5. The method for selecting the characteristic wavelength of the spectral variable gradient integrated genetic algorithm according to claim 1, wherein the method comprises the following steps: forming a new population according to the population size, the cross probability, the mutation probability and the selection probability of the selected genetic algorithm, wherein the mutation operator adopts a real number coding differential mutation operator, and the calculation formula is as follows:

Z(i,j)＝D×(E(r1,j)-E(r2,j))+E(i,j)，

6. The method for selecting the characteristic wavelength of the spectral variable gradient integrated genetic algorithm according to claim 1, wherein the method comprises the following steps: the method for extracting important wavelength intervals with the important projection coefficients of the wavelength variables larger than a preset value from all the wavelength intervals and combining the important wavelength intervals into an interval spectrum comprises the following steps:

converting the wavelength column numbers in all the important wavelength intervals into wavelength index number row vectors of interval spectrums; and the column number range of the wavelength index number row vector of the interval spectrum is the value range of the characteristic wavelength vector elements, and each column of data of the spectrum data matrix is obtained through a mapping table of the column number and the interval spectrum wavelength index number row vector.

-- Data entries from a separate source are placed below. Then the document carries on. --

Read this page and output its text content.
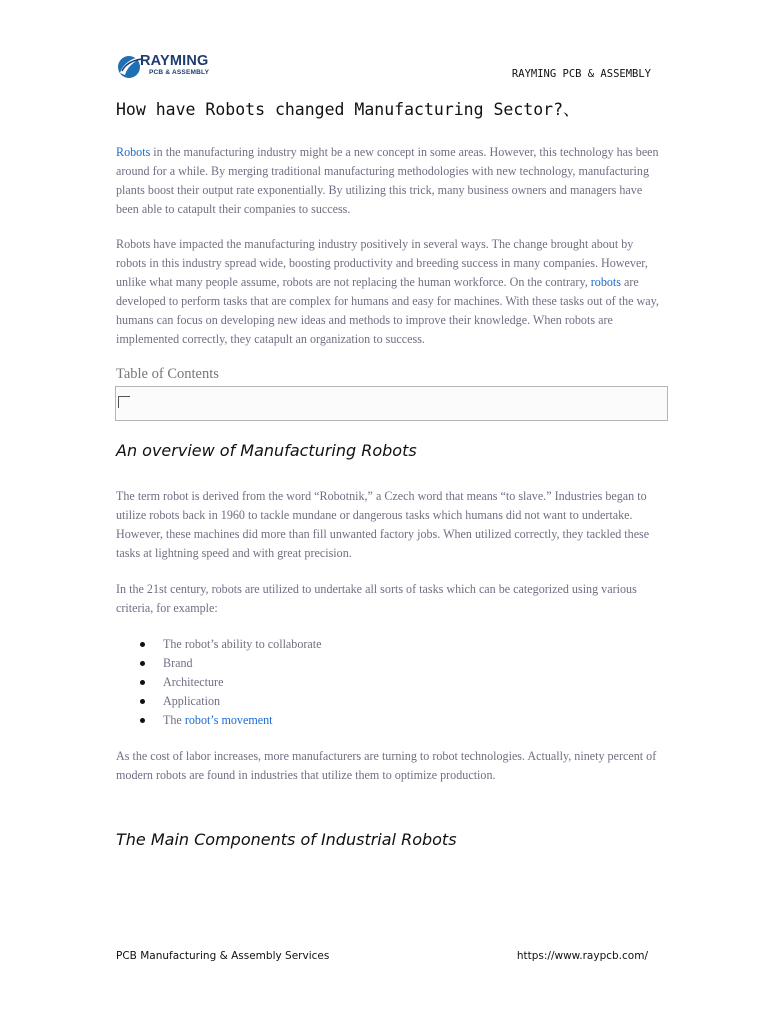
RAYMING
PCB & ASSEMBLY	RAYMING PCB & ASSEMBLY
How have Robots changed Manufacturing Sector?、

Robots in the manufacturing industry might be a new concept in some areas. However, this technology has been around for a while. By merging traditional manufacturing methodologies with new technology, manufacturing plants boost their output rate exponentially. By utilizing this trick, many business owners and managers have been able to catapult their companies to success.

Robots have impacted the manufacturing industry positively in several ways. The change brought about by robots in this industry spread wide, boosting productivity and breeding success in many companies. However, unlike what many people assume, robots are not replacing the human workforce. On the contrary, robots are developed to perform tasks that are complex for humans and easy for machines. With these tasks out of the way, humans can focus on developing new ideas and methods to improve their knowledge. When robots are implemented correctly, they catapult an organization to success.

Table of Contents
An overview of Manufacturing Robots

The term robot is derived from the word “Robotnik,” a Czech word that means “to slave.” Industries began to utilize robots back in 1960 to tackle mundane or dangerous tasks which humans did not want to undertake. However, these machines did more than fill unwanted factory jobs. When utilized correctly, they tackled these tasks at lightning speed and with great precision.

In the 21st century, robots are utilized to undertake all sorts of tasks which can be categorized using various criteria, for example:

The robot’s ability to collaborate
Brand
Architecture
Application
The robot’s movement

As the cost of labor increases, more manufacturers are turning to robot technologies. Actually, ninety percent of modern robots are found in industries that utilize them to optimize production.

The Main Components of Industrial Robots
PCB Manufacturing & Assembly Services	https://www.raypcb.com/
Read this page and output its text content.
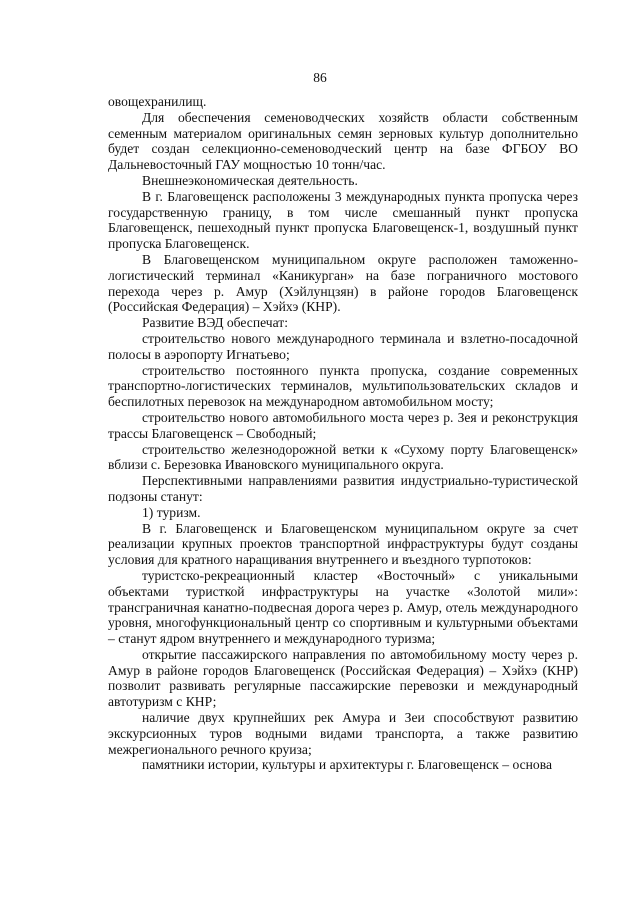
86

овощехранилищ.

Для обеспечения семеноводческих хозяйств области собственным семенным материалом оригинальных семян зерновых культур дополнительно будет создан селекционно-семеноводческий центр на базе ФГБОУ ВО Дальневосточный ГАУ мощностью 10 тонн/час.

Внешнеэкономическая деятельность.

В г. Благовещенск расположены 3 международных пункта пропуска через государственную границу, в том числе смешанный пункт пропуска Благовещенск, пешеходный пункт пропуска Благовещенск-1, воздушный пункт пропуска Благовещенск.

В Благовещенском муниципальном округе расположен таможенно-логистический терминал «Каникурган» на базе пограничного мостового перехода через р. Амур (Хэйлунцзян) в районе городов Благовещенск (Российская Федерация) – Хэйхэ (КНР).

Развитие ВЭД обеспечат:

строительство нового международного терминала и взлетно-посадочной полосы в аэропорту Игнатьево;

строительство постоянного пункта пропуска, создание современных транспортно-логистических терминалов, мультипользовательских складов и беспилотных перевозок на международном автомобильном мосту;

строительство нового автомобильного моста через р. Зея и реконструкция трассы Благовещенск – Свободный;

строительство железнодорожной ветки к «Сухому порту Благовещенск» вблизи с. Березовка Ивановского муниципального округа.

Перспективными направлениями развития индустриально-туристической подзоны станут:

1) туризм.

В г. Благовещенск и Благовещенском муниципальном округе за счет реализации крупных проектов транспортной инфраструктуры будут созданы условия для кратного наращивания внутреннего и въездного турпотоков:

туристско-рекреационный кластер «Восточный» с уникальными объектами туристкой инфраструктуры на участке «Золотой мили»: трансграничная канатно-подвесная дорога через р. Амур, отель международного уровня, многофункциональный центр со спортивным и культурными объектами – станут ядром внутреннего и международного туризма;

открытие пассажирского направления по автомобильному мосту через р. Амур в районе городов Благовещенск (Российская Федерация) – Хэйхэ (КНР) позволит развивать регулярные пассажирские перевозки и международный автотуризм с КНР;

наличие двух крупнейших рек Амура и Зеи способствуют развитию экскурсионных туров водными видами транспорта, а также развитию межрегионального речного круиза;

памятники истории, культуры и архитектуры г. Благовещенск – основа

7. The method for selecting the characteristic wavelength of the spectral variable gradient integrated genetic algorithm according to claim 1, wherein the method comprises the following steps: the number of the optimal characteristic wavelengths is set to be constant between 15 and 100, and the evolution algebra is set to be constant between 100 and 200.

8. A system for selecting characteristic wavelengths of a spectral variable gradient integrated genetic algorithm, comprising:

the partial least square regression model establishing module is used for scanning a plurality of samples by utilizing visible near infrared spectrum scanning equipment to generate a visible near infrared spectrum data matrix, establishing a partial least square regression model for a full spectrum wavelength variable contained in the visible near infrared spectrum data matrix, and determining an importance projection coefficient of the full spectrum wavelength variable;

the genetic algorithm selection module is used for combining important wavelength intervals of the spectrum data matrix into an interval spectrum, taking a random combination characteristic wavelength vector of the interval spectrum as an initial population of the genetic algorithm, and solving a root mean square error of a partial least square regression model; taking the reciprocal of the root mean square error of the partial least squares regression model as a fitness function of the characteristic wavelength vector, and selecting the characteristic wavelength vector with the maximum fitness value as an optimal characteristic wavelength vector; selecting, crossing and mutating the initial population, and replacing the original population with the obtained new individual to form a new population; and (5) iterating to an evolutionary algebra, and outputting a final optimal characteristic wavelength vector.

9. The system of claim 8, wherein the significant wavelength interval determining module further comprises a step of removing one wavelength variable in each selected wavelength interval to only the last wavelength variable by using a backward interval partial least squares regression algorithm after obtaining the significant wavelength interval, and finding a combined wavelength vector corresponding to the minimum root mean square error of the partial least squares regression model in each significant wavelength interval to construct each new significant wavelength interval.

10. The system of claim 8, wherein the spectral data matrix comprises a calibration set sample spectral data matrix, a calibration set sample reference method test value matrix, a validation set sample spectral data matrix, and a validation set sample reference method test value matrix.